Another often debated issue is the effect of EU migration on the housing market. From anecdotal evidence and discussion, it appears that EU migration has an effect on the housing market, but I believe it is more on the rental rather than the sales market. Most EU migrants draw an income that is not enough to buy properties in the UK. However, migrants create pressure on the rental market which causes house rent to increase. Wealthy buyers therefore can take advantage of this as rental income and mortgage rates are almost the same.
Less discussed is the fact that immigrants contribute and receive differently by their visa/passport statuses, not by ethnicity or country of birth.
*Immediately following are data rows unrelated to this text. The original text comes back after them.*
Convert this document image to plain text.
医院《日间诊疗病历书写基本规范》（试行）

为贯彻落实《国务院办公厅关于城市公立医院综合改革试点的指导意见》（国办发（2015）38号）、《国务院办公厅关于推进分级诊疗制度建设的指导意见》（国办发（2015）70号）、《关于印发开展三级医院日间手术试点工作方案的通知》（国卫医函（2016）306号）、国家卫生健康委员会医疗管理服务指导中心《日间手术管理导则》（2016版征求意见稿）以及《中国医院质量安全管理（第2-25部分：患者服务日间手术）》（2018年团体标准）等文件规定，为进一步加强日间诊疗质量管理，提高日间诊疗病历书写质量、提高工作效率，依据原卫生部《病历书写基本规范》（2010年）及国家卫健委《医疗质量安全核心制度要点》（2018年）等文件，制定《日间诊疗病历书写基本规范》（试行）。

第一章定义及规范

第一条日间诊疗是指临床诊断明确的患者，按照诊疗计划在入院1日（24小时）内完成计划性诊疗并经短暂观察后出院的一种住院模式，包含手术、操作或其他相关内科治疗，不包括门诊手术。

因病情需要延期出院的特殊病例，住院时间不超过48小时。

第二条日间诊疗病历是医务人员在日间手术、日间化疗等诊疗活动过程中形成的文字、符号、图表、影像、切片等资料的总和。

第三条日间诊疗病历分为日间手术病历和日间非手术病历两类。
For example, if you are a foreign born but have a UK or EU country passport, then you are entitled to receive all the benefits. However, if you do not have a UK or European Passport (foreign born or not), then you are not entitled to receive any public fund though must contribute through tax and visa application fees. In the labour market also, non-EU immigrants are discriminated against. The EU acts like a large cartel where immigrants outside of EU face various monetary and non-monetary barriers. Do you hear anything in the mainstream media on this?
Like it or not, human migration is at the centre of the European debate. There is a fear factor attached to it, as many prefer not to openly get involved in this debate. I believe that we need to be more open and forthcoming. Whether Britain votes for or against EU, human migration will remain an important factor, affecting Britain and elsewhere. The better we understand it, the better we can manage it for a better future for all.
My suggestion for the upcoming referendum would be to look at the issues around migration properly – the benefits and the pressure points – and make an informed decision that you think is the best for you and the society.